EOTE: Is the breakup of Libya inevitable? And if so, along what lines?
LA: Some speculate it could shatter into multiple mini-states. We already have an IS state in Derna [port city in eastern Libya] and Sirte [Libyan coastal city halfway between Tripoli and Benghazi]. Can you imagine all those new embassies around the world to accommodate the new fledglings, not to mention UN and international organisation membership? At least we won’t have to worry about the IS mini-states signing up to the Human Rights Convention.
EOTE: Do you think there would have been greater interest in Libya from the international community in general and Arab World in particular had it not been for the events taking place in Yemen?
LA: Maybe. But frankly, I can’t see it would have made any difference.
EOTE: Similar to some Syrians who now long for the regime of Bashar Al Assad, if only for the peace and stability it provided, are there some in Libya that have a sense of nostalgia for the Qaddafi days?
LA: Sadly yes, and probably more than one would like to admit. The funny thing is at the beginning of the revolution, all the nostalgia was for the old days of King Idris. Just like Game of Thrones, we love to hark back to the good old glory days, rather than look forward to new opportunities.
EOTE: What is the best and worst case scenario for Libya now?
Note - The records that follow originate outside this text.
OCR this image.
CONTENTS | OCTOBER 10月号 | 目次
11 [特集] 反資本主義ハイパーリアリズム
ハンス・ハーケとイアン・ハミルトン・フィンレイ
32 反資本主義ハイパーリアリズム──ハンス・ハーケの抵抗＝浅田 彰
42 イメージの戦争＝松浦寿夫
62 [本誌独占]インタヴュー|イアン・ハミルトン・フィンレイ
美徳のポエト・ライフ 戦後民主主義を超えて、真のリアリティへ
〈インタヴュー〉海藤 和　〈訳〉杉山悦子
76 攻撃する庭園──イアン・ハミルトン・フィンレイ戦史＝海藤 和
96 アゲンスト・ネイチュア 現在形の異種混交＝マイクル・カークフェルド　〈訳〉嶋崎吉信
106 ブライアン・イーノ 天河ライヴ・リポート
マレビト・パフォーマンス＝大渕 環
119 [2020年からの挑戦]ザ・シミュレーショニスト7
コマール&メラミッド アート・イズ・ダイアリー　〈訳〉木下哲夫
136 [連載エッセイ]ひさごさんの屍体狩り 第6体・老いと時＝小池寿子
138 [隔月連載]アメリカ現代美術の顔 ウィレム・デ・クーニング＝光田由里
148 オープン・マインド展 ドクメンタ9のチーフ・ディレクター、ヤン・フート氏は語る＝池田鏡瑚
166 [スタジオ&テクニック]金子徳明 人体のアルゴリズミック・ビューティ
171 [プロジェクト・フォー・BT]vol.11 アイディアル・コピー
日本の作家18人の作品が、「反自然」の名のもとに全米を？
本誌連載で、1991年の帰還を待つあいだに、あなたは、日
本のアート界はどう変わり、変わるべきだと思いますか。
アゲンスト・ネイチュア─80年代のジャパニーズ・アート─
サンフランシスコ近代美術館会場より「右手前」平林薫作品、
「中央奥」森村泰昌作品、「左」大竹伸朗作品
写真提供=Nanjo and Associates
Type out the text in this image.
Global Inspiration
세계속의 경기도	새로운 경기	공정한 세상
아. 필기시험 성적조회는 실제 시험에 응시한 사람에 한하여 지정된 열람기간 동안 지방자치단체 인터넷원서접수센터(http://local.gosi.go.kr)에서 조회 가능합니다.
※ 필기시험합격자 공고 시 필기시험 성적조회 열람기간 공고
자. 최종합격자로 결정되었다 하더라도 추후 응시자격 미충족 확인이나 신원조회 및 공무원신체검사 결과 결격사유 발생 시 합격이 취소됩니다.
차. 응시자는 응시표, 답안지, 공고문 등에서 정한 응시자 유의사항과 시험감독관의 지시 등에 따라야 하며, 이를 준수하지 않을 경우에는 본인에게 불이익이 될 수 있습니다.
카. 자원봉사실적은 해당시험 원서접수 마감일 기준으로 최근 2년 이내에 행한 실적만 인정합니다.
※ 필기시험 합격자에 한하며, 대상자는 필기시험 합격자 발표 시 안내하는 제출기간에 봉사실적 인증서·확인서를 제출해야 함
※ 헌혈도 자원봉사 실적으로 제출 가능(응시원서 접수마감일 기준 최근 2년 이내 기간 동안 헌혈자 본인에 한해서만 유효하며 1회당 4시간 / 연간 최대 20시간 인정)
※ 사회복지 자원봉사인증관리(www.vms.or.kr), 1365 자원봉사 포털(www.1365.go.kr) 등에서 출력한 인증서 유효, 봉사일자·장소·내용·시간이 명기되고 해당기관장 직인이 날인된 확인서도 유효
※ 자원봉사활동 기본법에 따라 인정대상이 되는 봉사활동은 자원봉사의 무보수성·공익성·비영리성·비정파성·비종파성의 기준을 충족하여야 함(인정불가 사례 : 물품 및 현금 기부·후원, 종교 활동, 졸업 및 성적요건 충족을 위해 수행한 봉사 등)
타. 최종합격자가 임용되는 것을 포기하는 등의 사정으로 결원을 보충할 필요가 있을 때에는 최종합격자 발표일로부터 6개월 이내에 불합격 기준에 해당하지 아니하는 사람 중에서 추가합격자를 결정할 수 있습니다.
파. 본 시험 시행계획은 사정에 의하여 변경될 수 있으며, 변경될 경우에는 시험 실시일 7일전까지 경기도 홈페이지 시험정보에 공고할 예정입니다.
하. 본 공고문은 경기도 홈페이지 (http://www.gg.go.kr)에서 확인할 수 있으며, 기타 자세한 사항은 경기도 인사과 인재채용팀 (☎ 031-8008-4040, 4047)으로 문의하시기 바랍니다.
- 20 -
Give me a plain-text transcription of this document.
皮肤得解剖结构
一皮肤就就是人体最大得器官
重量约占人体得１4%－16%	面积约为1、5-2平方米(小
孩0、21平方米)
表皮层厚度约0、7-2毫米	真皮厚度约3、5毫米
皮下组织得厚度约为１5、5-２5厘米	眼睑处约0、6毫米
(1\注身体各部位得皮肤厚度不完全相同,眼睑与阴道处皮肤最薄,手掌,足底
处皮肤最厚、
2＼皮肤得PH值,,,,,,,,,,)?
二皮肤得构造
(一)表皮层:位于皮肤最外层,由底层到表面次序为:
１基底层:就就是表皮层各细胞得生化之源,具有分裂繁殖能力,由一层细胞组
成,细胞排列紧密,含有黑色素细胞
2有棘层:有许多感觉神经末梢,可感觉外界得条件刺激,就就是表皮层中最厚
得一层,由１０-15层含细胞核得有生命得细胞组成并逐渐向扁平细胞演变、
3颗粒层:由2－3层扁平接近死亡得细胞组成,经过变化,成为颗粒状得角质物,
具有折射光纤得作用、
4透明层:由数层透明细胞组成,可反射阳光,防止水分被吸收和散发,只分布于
LA: Foreign intervention and foreign intervention… Again, joking aside, the best case is for UN-sponsored talks to succeed in generating a national coalition government. The government would sit in Tripoli, with foreign troops on the ground to protect and defend the capital and some mechanism of sticks and carrots to collect weapons and disband militias…tough one! As for the worst case, have you seen the Mad Max movies?
EOTE: What role can Libyan expatriates play to help stop the violence?
LA: Stop inciting violence and open a dialogue between the various competing expatriate groups, including the ex G-men themselves, to agree on some core principles.
EOTE: What can be done about the hundreds of migrants dying from Libya and Africa to Europe, escaping death and in search for a better life?
LA: A cynical view would be to provide them with better boats and life vests. Without a functioning government and organised security and army nothing can be done. So back to the idea of better boats and life vests, perhaps funded by the EU to clear their conscience.
EOTE: The next time you go to Libya, what will be the first thing that you do?
LA: Well, before I go to Libya, I will buy a Nespresso machine. And when I get there, I will have a coffee by my old beach club in Haii Al Andalus [the Andalusian neighborhood], where I used to spend lazy Fridays with my family every summer during the happy days of the old King….may god bless his soul.
EOTE: Thank you, as always…
LA: One more thing. There is a nationally-recognized constitution drafting commission busy at work in [the eastern Libyan city of] Beida. We might actually end up having a constitution ready for a referendum in a few months time… but without a state.